How is the writing process working for you? Is there a captain of the ship or is it more of collaborative, organic work?
I’m the one who brings most of the elements. I propose riffs, riff sequences, or verse-chorus sequences, but often songs that are already relatively well done. We work on this basis, modifying, improving, sometimes rejecting, until all four are satisfied.
For “Antidote”, Yvan also contributed to the composition by proposing arrangements.
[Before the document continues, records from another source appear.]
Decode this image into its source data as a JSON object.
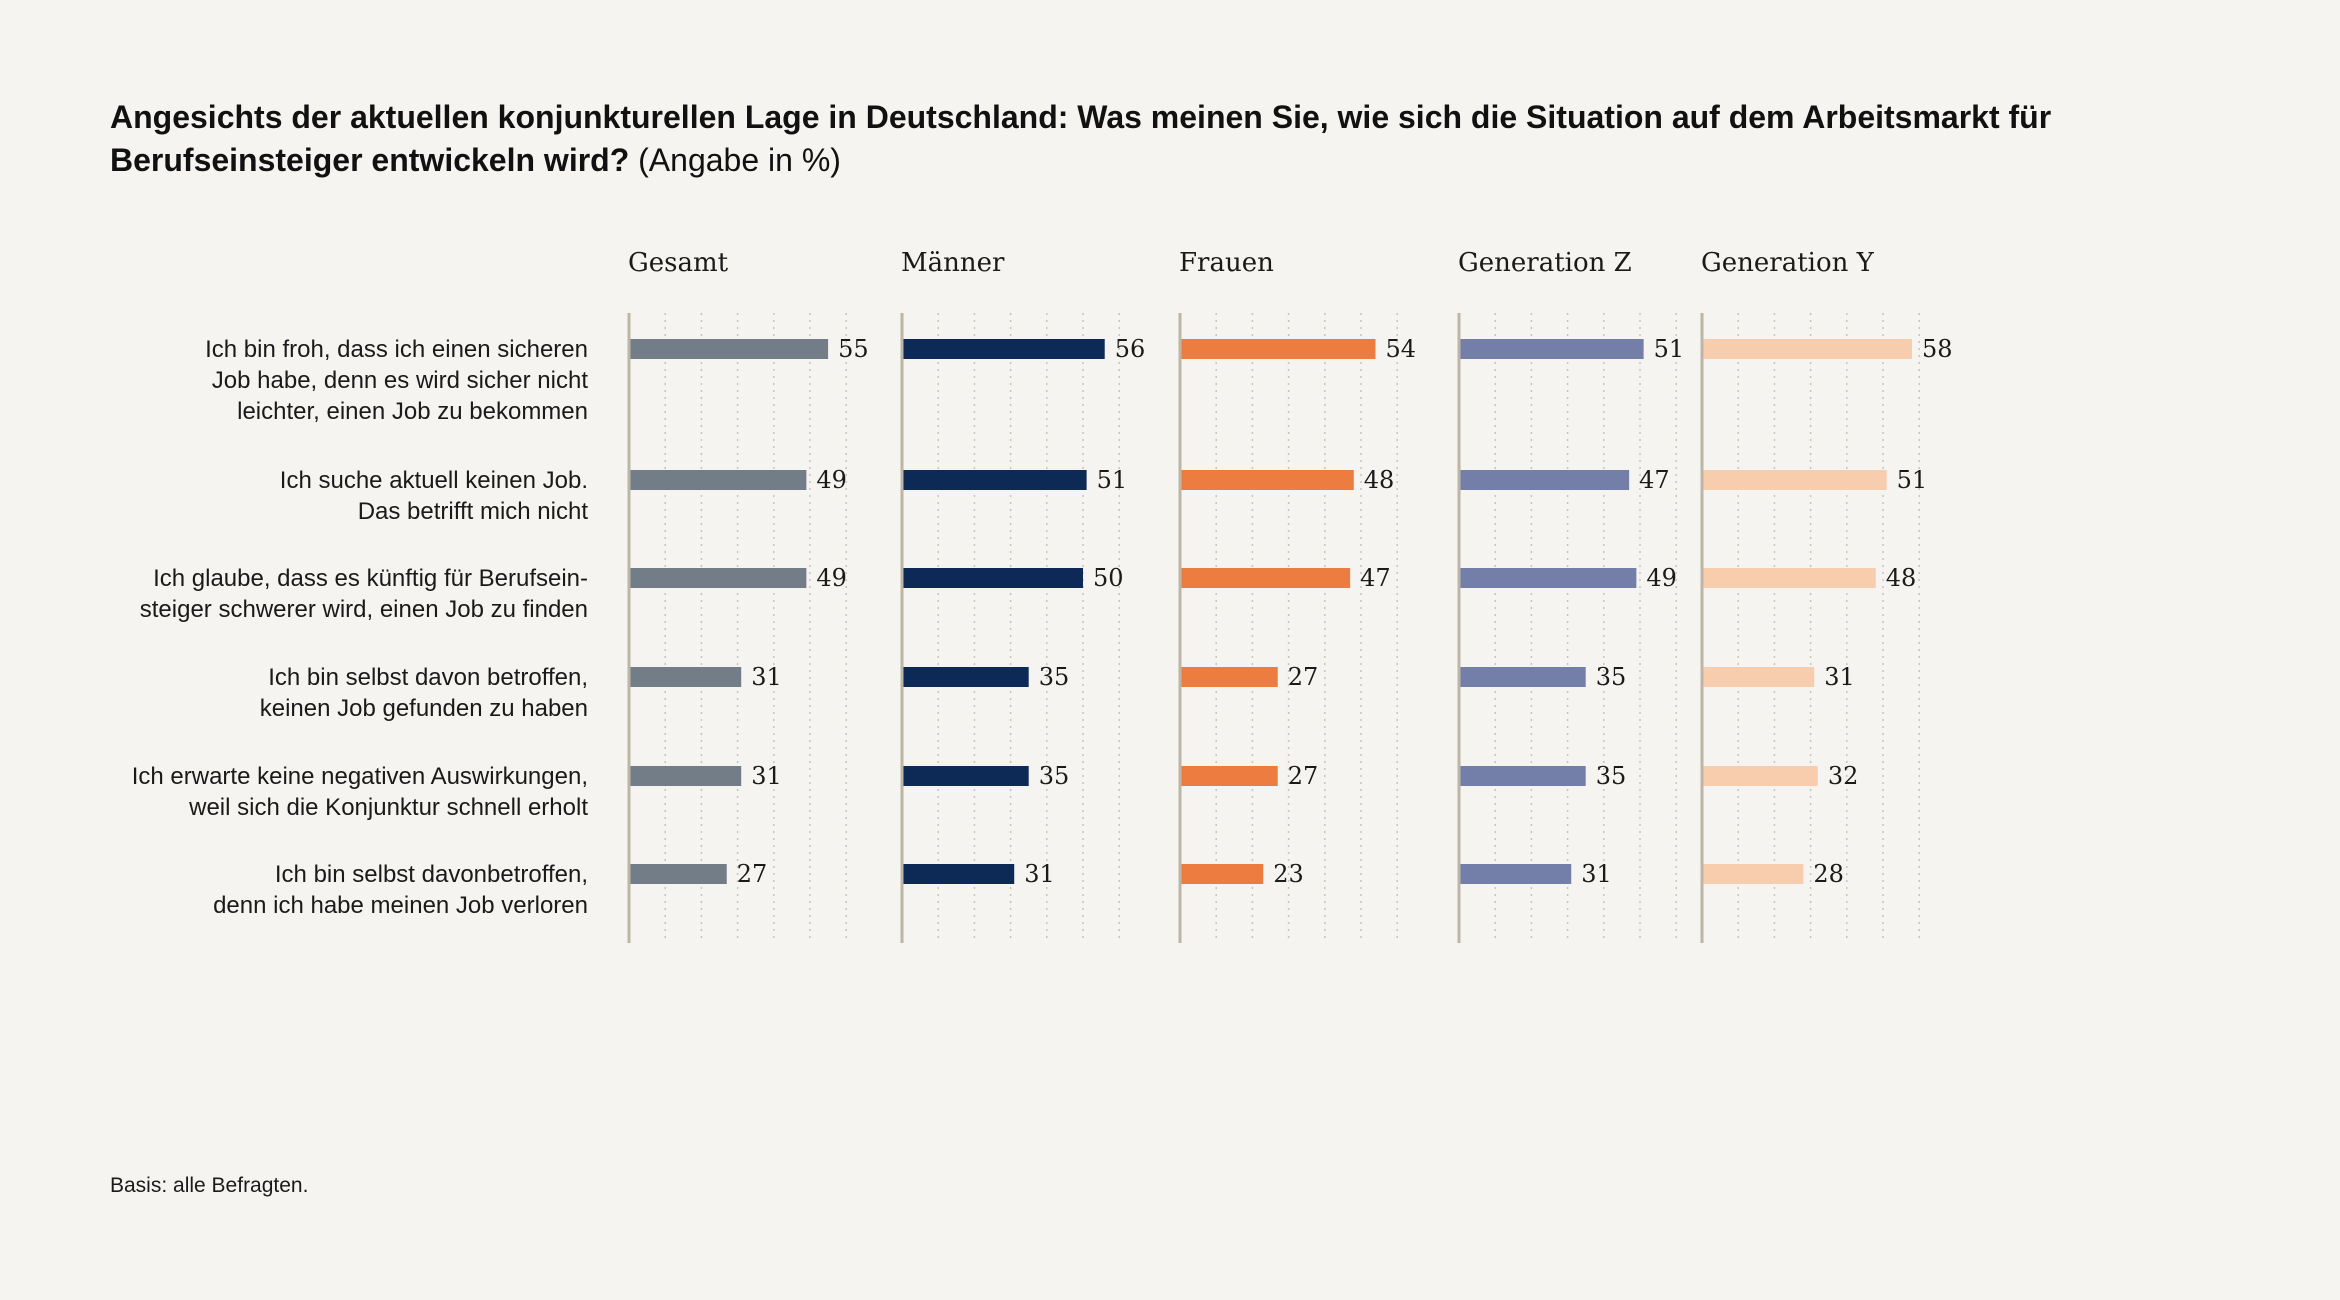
{
  "title": {
    "main": "Angesichts der aktuellen konjunkturellen Lage in Deutschland: Was meinen Sie, wie sich die Situation auf dem Arbeitsmarkt für Berufseinsteiger entwickeln wird?",
    "unit": "(Angabe in %)"
  },
  "footnote": "Basis: alle Befragten.",
  "chart_data": {
    "type": "bar",
    "orientation": "horizontal",
    "layout": "small-multiples",
    "title": "Angesichts der aktuellen konjunkturellen Lage in Deutschland: Was meinen Sie, wie sich die Situation auf dem Arbeitsmarkt für Berufseinsteiger entwickeln wird? (Angabe in %)",
    "unit": "%",
    "xlim": [
      0,
      60
    ],
    "grid_step": 10,
    "grid": true,
    "categories": [
      [
        "Ich bin froh, dass ich einen sicheren",
        "Job habe, denn es wird sicher nicht",
        "leichter, einen Job zu bekommen"
      ],
      [
        "Ich suche aktuell keinen Job.",
        "Das betrifft mich nicht"
      ],
      [
        "Ich glaube, dass es künftig für Berufsein-",
        "steiger schwerer wird, einen Job zu finden"
      ],
      [
        "Ich bin selbst davon betroffen,",
        "keinen Job gefunden zu haben"
      ],
      [
        "Ich erwarte keine negativen Auswirkungen,",
        "weil sich die Konjunktur schnell erholt"
      ],
      [
        "Ich bin selbst davonbetroffen,",
        "denn ich habe meinen Job verloren"
      ]
    ],
    "series": [
      {
        "name": "Gesamt",
        "color": "#737d87",
        "values": [
          55,
          49,
          49,
          31,
          31,
          27
        ]
      },
      {
        "name": "Männer",
        "color": "#0d2a57",
        "values": [
          56,
          51,
          50,
          35,
          35,
          31
        ]
      },
      {
        "name": "Frauen",
        "color": "#ec7c40",
        "values": [
          54,
          48,
          47,
          27,
          27,
          23
        ]
      },
      {
        "name": "Generation Z",
        "color": "#737fa8",
        "values": [
          51,
          47,
          49,
          35,
          35,
          31
        ]
      },
      {
        "name": "Generation Y",
        "color": "#f8cdad",
        "values": [
          58,
          51,
          48,
          31,
          32,
          28
        ]
      }
    ],
    "colors": {
      "background": "#f6f4f0",
      "axis": "#bdb6a6",
      "gridline": "#c9c4b9"
    }
  }
}
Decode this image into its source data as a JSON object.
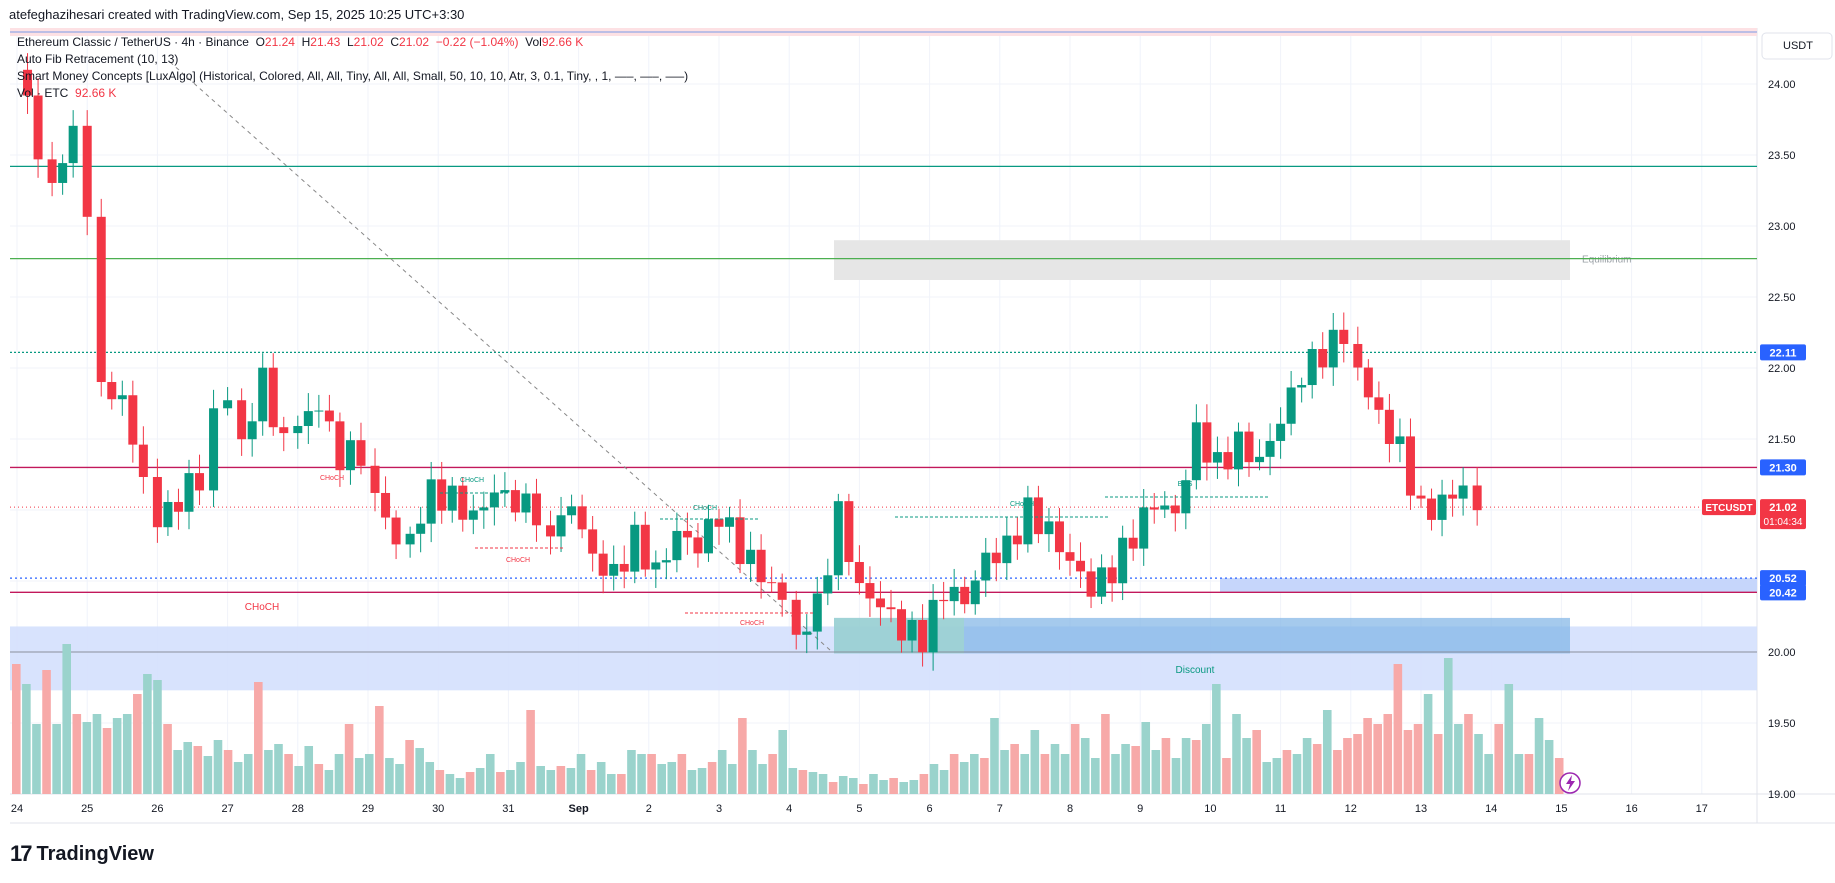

And as I said before, there is also an organic aspect, but that comes more from the way we recorded.
How do you imagine your first live performance after the pandemic is finally over?
A rediscovery, like going back to a place you haven’t been for a long time, or listening to a record you haven’t heard for a long time. It will be familiar, but we hope to find something new.
When you perform live, how do you want your audience to feel as they leave the show?
Happy, because that’s how I feel after seeing a good show.
One says that artists have more time for themselves nowadays. Have you discovered new passions?
Not really, we are very busy with our jobs (for all of us), and families (for some of us).
An album is considered successful when:
For me, an Impure Wilhelmina album is a success if I can still listen to it after its release (which I very rarely do).
More generally, an album can be considered successful if it is considered a genuine work of art.